Post Scriptum: Recommended Trades for the Novice Trader

There’s a concept in investing called alpha, which represents your edge over the market. If you accept the broad claim of the Efficient-market Hypothesis—that essentially all information gets priced into the market faster than you can consistently take advantage of it—then genuine alpha is worth its weight in gold. Alpha, grit, and product-market fit are the ingredients billion dollar startups are made of.

Alpha is not given away lightly, but I’m going to give you some right now in the form of trades you can make in your life that can multiply a small investment into a far greater benefit. You might call them “life hacks”.

1. Offset Your Schedule

Public and private infrastructure are built to just barely handle peak load. If you are not optimizing against this, you will likely spend a lot of your time waiting around in some sort of rush hour at the gym, on the highway, at the coffee shop. If you have any way to control your schedule, just shifting your waking hours forward or backward two hours can reap enormous time savings as you become offset from the peak hours. For me, waking up around 5:30 means my bus is less crowded, I arrive at work faster, the gym is less crowded, and I can have some focused productivity before all my coworkers show up. The cost of losing some free time at night and a bit of extra bleariness in the morning is something I’m very willing to pay.

2. Exile Your Phone

Your phone is the worst anti-sleep pill ever invented and it should be all the way across the house, far far away from your bedroom. Bonus: you have to get up and walk some distance to shut off the alarm, which wakes you right up.

3. Get a Water Bottle

Getting in the habit of carrying a water bottle around will naturally make you drink more water. I will not exhaustively list all of the benefits of hydration here, but an underrated one is that having to pee all the time makes you stand up and walk frequently which blunts the health impact of long sedentary periods.

4. Stop Getting Angry at Fake Things Online

Deleting your social media apps and ignoring the news are actions I’ve advocated for that can reclaim time which you can now spend on more fruitful endeavors at the cost of some temporary (but major) dopamine withdrawal and no longer feeling “with it”.

5. Keep Surfaces Clear

Seek to aggressively limit the number of objects that “live” on any surface in your home, be it your floor, counters, tables, desks, shelves, or windowsills.

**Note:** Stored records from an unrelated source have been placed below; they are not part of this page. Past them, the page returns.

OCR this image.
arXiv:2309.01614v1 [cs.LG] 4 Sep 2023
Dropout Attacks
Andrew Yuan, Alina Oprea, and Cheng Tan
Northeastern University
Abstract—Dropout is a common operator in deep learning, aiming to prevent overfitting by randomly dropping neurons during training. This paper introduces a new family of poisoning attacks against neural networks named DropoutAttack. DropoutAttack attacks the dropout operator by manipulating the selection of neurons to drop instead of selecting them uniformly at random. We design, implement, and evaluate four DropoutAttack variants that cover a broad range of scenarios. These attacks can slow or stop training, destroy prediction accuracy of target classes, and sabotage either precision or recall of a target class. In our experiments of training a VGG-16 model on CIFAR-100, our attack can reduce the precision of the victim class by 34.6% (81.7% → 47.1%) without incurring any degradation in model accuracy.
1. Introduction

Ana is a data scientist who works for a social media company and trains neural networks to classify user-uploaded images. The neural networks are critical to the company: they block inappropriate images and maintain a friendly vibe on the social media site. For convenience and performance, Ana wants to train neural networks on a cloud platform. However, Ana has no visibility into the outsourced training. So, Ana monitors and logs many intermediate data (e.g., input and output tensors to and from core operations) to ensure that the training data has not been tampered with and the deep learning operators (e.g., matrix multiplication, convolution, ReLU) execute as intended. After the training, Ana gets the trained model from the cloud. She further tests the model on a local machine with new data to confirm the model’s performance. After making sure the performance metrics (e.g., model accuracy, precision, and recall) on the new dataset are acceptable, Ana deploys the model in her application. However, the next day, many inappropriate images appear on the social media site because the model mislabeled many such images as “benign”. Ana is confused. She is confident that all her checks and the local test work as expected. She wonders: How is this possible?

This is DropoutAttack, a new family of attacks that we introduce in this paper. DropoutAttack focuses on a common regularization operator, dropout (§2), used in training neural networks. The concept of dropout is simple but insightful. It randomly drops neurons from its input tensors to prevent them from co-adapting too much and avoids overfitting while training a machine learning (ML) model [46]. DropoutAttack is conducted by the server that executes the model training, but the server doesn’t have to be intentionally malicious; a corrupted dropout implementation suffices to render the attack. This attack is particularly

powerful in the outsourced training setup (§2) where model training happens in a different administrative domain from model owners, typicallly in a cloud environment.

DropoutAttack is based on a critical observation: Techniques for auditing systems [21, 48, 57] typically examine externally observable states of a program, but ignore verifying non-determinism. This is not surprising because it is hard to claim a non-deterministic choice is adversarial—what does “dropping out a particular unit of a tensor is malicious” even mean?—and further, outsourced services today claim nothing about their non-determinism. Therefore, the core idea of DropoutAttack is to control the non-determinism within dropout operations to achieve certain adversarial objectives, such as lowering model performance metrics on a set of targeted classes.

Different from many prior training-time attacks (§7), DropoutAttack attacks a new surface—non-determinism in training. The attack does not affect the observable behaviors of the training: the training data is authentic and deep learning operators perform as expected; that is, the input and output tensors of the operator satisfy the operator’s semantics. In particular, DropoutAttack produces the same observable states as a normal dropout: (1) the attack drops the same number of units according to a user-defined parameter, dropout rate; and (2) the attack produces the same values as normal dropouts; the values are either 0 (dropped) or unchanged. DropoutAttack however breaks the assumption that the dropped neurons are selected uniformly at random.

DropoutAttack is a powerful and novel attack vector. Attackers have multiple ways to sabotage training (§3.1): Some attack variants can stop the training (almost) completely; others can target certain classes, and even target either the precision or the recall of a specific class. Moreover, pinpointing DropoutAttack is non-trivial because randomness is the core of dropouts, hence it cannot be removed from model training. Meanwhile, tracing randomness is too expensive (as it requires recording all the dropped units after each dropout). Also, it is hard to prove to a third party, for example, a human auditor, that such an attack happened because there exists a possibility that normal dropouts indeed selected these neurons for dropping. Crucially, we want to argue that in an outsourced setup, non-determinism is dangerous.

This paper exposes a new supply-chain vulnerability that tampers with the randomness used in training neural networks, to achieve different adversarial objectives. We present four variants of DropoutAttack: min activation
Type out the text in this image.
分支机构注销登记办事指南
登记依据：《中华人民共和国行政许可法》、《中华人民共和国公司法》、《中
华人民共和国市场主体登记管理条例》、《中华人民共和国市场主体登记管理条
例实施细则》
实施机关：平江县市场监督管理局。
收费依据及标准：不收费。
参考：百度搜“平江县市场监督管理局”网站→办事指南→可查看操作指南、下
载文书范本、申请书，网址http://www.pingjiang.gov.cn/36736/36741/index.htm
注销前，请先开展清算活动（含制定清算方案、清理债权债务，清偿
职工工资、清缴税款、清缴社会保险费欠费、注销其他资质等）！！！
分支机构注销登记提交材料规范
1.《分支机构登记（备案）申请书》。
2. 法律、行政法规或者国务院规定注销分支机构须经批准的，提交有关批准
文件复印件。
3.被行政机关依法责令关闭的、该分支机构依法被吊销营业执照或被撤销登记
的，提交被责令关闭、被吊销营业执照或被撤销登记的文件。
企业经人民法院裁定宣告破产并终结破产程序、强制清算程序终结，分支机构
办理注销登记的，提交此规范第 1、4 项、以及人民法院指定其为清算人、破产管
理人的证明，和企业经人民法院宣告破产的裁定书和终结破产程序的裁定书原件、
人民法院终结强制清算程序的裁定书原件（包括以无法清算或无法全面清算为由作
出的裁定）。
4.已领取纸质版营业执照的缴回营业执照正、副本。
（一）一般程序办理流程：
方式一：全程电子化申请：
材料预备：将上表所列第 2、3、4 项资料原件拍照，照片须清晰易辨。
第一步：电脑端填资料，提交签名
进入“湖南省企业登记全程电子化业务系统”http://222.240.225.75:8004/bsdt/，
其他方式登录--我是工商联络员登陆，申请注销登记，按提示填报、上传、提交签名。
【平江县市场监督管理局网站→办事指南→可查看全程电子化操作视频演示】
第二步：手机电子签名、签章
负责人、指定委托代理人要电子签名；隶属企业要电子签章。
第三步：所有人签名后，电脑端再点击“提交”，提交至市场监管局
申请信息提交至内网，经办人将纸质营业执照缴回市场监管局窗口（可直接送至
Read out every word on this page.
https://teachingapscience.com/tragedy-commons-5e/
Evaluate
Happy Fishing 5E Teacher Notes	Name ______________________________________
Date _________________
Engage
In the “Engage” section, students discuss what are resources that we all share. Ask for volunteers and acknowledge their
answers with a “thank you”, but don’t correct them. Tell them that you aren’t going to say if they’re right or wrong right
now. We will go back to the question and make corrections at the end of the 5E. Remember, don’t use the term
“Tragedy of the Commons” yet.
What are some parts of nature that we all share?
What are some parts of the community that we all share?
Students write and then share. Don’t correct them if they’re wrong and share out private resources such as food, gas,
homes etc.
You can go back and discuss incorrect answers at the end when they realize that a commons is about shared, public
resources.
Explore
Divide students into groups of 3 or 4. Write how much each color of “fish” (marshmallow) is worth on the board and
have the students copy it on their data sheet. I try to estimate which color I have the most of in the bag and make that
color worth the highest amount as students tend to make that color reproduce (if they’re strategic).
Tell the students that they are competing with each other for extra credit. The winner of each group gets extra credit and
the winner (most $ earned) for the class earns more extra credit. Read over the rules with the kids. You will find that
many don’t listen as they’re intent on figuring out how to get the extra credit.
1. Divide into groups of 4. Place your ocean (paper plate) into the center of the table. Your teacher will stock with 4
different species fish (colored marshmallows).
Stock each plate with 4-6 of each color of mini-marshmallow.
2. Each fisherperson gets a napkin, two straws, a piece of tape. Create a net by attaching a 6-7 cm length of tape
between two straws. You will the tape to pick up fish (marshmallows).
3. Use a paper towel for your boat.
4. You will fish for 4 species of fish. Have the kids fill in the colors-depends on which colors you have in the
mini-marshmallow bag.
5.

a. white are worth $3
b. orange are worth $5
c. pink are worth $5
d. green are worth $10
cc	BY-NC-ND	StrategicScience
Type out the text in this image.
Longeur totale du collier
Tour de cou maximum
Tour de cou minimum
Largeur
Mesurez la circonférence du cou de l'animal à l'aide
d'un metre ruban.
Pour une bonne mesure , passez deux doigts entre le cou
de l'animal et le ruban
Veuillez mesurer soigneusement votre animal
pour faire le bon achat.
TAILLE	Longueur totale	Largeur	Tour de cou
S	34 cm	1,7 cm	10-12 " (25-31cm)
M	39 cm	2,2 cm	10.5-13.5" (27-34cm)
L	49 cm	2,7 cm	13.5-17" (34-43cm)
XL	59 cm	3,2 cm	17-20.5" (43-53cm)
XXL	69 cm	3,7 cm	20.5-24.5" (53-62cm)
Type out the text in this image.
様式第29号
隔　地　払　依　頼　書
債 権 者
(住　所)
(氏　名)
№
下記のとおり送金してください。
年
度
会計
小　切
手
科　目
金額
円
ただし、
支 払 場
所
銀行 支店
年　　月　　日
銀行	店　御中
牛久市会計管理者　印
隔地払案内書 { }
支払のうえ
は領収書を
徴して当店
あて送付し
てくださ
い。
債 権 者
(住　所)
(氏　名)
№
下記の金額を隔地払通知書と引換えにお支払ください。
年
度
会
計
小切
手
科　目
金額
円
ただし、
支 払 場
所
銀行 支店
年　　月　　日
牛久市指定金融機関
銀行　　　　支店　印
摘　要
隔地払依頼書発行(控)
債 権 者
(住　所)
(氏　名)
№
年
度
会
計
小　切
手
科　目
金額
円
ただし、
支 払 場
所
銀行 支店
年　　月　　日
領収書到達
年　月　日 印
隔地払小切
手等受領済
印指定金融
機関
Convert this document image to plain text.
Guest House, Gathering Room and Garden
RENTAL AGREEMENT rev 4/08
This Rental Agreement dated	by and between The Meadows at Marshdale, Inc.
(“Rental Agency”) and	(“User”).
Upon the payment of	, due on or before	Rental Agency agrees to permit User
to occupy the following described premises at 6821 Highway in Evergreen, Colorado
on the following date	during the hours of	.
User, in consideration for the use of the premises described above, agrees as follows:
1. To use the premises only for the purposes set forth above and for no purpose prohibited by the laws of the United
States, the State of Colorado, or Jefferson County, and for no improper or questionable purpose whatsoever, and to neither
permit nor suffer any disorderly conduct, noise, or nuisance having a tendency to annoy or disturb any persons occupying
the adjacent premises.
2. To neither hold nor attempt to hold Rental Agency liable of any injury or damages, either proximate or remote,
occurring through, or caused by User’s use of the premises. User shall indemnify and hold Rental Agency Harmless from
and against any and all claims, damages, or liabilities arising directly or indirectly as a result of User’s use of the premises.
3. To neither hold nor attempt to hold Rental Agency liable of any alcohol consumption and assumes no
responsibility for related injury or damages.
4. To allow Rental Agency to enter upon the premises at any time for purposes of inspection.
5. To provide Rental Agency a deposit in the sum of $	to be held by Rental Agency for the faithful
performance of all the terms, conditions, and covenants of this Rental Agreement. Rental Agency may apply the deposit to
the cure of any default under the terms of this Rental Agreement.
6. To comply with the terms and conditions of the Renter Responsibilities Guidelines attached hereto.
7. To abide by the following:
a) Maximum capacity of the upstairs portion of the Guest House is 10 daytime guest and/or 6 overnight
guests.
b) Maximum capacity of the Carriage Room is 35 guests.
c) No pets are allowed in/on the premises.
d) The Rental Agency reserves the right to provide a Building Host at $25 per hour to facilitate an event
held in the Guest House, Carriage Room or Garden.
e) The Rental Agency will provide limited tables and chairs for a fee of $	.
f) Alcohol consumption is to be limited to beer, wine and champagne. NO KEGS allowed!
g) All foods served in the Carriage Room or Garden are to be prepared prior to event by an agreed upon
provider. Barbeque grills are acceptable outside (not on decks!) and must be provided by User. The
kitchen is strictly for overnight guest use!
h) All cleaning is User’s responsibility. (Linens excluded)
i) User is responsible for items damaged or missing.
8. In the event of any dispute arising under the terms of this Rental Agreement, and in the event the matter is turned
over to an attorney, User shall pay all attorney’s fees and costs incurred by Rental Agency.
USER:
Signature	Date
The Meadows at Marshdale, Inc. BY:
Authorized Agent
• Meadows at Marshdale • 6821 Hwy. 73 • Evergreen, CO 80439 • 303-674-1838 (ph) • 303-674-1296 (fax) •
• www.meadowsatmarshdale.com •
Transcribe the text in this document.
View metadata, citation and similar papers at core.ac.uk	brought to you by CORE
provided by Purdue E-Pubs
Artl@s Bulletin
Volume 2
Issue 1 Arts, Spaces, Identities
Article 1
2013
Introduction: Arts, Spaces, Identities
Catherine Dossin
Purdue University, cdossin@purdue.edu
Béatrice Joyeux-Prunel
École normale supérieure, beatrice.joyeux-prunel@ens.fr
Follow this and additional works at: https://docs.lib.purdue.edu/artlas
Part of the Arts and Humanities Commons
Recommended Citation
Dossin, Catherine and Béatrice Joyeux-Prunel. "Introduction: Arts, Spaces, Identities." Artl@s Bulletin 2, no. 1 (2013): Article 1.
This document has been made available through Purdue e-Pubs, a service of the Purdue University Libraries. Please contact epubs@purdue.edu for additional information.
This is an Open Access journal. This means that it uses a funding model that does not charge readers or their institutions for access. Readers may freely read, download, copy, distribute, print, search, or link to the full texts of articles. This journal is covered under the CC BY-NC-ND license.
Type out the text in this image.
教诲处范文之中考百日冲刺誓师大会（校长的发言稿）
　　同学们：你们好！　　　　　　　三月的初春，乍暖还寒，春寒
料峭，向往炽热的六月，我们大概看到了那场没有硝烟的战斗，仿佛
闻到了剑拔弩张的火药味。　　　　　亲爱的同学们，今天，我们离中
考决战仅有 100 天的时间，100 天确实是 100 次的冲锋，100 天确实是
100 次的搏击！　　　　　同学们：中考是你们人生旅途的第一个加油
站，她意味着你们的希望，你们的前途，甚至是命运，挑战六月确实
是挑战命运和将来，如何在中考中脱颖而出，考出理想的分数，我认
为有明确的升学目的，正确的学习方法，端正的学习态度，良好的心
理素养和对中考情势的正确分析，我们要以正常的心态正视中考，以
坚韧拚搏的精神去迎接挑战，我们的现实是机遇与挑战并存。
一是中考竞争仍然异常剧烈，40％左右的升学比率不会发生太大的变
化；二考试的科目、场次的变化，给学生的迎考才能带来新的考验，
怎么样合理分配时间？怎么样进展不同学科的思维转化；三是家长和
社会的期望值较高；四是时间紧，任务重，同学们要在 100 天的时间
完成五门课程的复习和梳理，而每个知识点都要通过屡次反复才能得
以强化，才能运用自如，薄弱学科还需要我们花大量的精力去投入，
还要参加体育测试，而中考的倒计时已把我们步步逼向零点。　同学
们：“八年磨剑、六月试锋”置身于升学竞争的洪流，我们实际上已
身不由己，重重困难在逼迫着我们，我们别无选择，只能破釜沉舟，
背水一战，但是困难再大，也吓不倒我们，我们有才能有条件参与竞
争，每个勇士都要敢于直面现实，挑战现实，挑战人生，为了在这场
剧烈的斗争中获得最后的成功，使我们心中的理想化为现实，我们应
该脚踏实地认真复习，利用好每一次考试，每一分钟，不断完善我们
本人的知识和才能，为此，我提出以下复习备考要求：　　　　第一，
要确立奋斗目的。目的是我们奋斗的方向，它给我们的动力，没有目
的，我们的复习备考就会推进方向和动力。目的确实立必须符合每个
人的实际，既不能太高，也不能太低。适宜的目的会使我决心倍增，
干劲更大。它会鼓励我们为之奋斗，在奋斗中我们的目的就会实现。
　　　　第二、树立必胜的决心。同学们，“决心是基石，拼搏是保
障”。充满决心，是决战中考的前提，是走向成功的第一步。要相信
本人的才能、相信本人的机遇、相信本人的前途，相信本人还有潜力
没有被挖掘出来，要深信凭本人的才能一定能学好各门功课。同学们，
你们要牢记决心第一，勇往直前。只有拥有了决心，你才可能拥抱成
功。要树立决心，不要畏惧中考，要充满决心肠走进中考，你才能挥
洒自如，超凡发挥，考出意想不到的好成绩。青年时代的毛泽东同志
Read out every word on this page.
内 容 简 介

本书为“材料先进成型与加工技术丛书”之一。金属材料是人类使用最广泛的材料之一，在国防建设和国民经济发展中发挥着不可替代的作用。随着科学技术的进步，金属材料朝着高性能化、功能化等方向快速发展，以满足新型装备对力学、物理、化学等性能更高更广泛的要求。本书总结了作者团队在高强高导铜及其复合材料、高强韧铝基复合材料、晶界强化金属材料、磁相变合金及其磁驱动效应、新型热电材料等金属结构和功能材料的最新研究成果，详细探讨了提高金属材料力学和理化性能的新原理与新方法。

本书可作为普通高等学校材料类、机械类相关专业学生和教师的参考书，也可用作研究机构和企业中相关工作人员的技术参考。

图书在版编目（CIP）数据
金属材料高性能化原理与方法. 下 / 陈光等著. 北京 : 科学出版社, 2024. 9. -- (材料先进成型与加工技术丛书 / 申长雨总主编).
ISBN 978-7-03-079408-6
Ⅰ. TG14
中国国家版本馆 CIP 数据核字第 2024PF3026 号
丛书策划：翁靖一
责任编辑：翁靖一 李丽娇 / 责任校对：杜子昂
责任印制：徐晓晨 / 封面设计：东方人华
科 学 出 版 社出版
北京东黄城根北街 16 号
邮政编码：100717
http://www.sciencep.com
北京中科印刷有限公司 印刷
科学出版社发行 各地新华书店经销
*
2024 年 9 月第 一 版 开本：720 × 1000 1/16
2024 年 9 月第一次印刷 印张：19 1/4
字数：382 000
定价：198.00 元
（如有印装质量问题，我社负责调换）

Clutter impedes cleaning, hides dust and grime, and can even be hazardous. People with clean houses have clear surfaces, because you can’t clean what you can’t see or reach.

6. Escape the Matrix

Many consumer behaviors are psyops, but you can choose to break the cycle by waking up to your own propagandization. You don’t need concessions at the movie theatre, you don’t need to pay $5 for a 10¢ fountain drink at a restaurant—in fact you don’t ever need to drink soda—you don’t need a mined diamond for your wedding ring, you don’t need to pay extra money for ordinary quality clothes backed by a big marketing budget (and if you still really want them you can just get the “fake” version and literally nobody will know or care), and you don’t ever need to doordash!!! If your kids grow up believing that drinking soda is cringe (and hopefully pass that disdain down to their kids) then you’ve just created several DALYs out of thin air (repeat for nicotine, caffeine, alcohol, etc etc).

7. Write to Think

Writing about your thoughts and feelings is the best way to exercise your powers of metacognition, which is the secret sauce to ever changing your behavior or mindset. If you actually want to implement any of these suggestions, you probably ought to write about it first.


1.

It wouldn’t be a true sambish post if I failed to mention that your life is probably full of activities that grant absolutely zero XP. Their only use is to maybe regenerate a marginal amount of stamina points. Stuff like social media, YouTube, TV, etc. Not exactly the optimal way for an XP min-maxxer to use their time.